5 Responses to “Tax excess margins”

  1. Brett writes:

    Profit Margin tax seems like it would specifically punish innovation. If you try something new in the hopes of getting a bigger profit margin from it in an existing industry, it will just be taxed away.

  2. Somebody writes:

    This doesn’t work even for the example of oil. One of the main ways to increase production is to tap sources that are more expensive to exploit. If you set the default price based on the Saudi cost to produce a barrel ($30) nobody can ever exploit the Canadian tar sands ($85).

    I’m opposed to exploiting the tar sands for other reasons, but the analogy holds for lots of other scenarios. The easy way to increase production at a factory is to pay for overtime, etc.

  3. Effem writes:

    You haven’t spent enough time studying cyclical industries. Often years or decades of negative economic profits (below cost-of-capital) will be made up for in a single up-cycle where supply/demand gets very tight and excess profits are large. Cutting off that right tail would absolutely reduce new investment. Still not ideal, but it’d make more sense to do something along the lines of: “tax profits well in excess of cost-of-capital on a 10-year cumulative basis” – but you’d find we rarely (if ever) end up taxing commodity producers under such a scheme.
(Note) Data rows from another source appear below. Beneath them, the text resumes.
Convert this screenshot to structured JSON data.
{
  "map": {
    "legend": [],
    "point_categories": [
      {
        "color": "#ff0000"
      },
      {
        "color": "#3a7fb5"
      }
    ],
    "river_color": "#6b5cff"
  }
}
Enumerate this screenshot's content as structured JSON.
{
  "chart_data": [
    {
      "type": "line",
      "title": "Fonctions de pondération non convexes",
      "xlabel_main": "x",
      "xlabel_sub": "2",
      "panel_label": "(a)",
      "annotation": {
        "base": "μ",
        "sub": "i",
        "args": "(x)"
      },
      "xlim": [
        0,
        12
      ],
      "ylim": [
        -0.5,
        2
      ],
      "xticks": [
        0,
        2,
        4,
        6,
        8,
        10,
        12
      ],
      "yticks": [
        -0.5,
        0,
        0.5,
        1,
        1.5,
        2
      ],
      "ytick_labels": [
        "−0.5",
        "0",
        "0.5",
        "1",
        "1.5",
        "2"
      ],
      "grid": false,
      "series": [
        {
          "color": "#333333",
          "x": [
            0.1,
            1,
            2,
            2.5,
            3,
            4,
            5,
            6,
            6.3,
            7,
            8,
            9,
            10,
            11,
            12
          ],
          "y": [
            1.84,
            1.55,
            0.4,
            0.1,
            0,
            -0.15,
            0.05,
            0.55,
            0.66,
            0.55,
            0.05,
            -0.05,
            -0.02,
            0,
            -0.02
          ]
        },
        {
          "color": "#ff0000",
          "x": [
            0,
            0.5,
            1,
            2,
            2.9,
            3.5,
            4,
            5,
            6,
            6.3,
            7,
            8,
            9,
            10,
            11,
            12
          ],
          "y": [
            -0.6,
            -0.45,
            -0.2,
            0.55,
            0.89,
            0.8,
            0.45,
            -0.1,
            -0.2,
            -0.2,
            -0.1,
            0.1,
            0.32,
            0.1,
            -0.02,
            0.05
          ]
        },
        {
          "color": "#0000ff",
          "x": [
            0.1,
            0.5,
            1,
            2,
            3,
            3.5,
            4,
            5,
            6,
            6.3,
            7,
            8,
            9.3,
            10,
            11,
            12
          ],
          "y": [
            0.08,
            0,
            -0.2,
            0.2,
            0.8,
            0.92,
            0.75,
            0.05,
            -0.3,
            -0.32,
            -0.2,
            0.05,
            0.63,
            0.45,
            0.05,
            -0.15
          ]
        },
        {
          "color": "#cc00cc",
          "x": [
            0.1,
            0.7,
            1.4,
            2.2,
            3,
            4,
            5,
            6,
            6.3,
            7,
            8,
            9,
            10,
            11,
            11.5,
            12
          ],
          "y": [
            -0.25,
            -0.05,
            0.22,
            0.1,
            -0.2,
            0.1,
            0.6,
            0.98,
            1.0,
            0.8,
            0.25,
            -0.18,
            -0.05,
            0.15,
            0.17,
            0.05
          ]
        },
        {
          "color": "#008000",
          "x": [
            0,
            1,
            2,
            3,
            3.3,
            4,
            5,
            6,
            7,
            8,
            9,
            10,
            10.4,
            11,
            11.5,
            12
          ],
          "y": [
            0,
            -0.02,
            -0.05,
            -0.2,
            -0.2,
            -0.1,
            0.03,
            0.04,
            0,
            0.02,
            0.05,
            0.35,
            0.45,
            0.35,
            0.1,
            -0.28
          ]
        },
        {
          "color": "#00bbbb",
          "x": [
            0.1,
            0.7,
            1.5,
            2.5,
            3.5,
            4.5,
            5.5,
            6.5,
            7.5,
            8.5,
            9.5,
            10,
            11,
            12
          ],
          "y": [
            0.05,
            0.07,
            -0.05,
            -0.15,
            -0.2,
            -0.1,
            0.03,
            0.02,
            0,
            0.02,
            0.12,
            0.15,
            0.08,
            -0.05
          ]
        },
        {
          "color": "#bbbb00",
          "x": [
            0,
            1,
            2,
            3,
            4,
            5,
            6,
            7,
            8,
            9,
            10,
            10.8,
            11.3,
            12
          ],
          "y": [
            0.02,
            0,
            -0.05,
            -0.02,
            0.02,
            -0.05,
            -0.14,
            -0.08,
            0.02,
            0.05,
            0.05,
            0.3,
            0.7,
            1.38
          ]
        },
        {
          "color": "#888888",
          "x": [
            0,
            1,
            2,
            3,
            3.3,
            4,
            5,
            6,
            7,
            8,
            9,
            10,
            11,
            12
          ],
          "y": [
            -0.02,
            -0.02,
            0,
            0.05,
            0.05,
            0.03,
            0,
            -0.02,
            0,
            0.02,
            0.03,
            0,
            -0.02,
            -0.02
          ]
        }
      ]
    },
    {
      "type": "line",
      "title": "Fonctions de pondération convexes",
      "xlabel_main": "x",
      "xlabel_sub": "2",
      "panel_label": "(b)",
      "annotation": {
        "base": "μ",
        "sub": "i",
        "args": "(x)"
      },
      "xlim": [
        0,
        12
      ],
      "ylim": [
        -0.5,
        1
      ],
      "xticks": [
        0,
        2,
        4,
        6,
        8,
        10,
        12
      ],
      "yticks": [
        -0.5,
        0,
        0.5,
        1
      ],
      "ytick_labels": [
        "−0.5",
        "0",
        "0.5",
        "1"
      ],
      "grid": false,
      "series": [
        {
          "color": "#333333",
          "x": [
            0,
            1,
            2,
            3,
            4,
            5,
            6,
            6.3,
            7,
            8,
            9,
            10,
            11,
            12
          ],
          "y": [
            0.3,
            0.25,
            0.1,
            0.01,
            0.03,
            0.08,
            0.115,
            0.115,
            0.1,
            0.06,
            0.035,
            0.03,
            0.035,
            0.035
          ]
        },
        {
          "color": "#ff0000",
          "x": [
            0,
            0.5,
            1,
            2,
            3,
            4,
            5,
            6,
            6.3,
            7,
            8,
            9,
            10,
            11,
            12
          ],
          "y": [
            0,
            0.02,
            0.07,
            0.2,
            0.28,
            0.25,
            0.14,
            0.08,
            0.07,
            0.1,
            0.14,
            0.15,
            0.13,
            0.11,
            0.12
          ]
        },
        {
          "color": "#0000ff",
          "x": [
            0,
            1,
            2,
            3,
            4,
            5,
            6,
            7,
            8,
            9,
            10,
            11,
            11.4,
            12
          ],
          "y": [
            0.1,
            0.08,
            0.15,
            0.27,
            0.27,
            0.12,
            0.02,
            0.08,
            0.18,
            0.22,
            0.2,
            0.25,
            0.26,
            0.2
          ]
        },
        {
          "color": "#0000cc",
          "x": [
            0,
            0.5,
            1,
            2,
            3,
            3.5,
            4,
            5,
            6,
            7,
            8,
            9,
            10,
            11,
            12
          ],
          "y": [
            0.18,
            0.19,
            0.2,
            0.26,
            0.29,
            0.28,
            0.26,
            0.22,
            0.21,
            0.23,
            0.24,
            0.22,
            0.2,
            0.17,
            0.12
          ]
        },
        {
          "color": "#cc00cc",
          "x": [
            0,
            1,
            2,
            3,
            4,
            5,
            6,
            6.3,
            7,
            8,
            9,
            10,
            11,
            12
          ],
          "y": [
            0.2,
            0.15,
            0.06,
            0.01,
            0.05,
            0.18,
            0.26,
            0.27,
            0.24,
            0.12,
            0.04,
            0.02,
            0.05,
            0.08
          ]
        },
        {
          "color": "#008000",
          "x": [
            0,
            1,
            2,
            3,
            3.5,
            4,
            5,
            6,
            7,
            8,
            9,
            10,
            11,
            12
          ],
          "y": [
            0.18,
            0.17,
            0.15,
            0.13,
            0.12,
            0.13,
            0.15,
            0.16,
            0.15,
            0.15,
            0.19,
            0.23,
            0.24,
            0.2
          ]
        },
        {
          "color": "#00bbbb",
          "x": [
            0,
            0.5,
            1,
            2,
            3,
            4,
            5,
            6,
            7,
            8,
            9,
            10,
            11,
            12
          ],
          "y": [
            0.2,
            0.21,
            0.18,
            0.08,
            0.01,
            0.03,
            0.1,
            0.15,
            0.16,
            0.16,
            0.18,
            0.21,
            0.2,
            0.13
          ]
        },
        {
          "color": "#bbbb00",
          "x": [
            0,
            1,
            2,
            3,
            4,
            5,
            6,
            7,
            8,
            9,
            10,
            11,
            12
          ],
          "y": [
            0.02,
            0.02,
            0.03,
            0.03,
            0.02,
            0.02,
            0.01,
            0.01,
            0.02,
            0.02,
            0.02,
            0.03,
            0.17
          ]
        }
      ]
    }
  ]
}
    If we want something resembling price controls (which is what a profits tax is); we should tax profits or cap prices of goods with very low marginal cost of production such that there is limited impact on supply. Internet advertising comes to mind.

  4. benign brodwicz writes:


    you still don’t get it. force distribution of excess profits (say 10%) to employees so that it reenters the spending stream and boosts demand and output. keep the money out of the hands of government, which will only waste it!


  5. Noumenon72 writes:

    Not seeing how this differs from a price cap.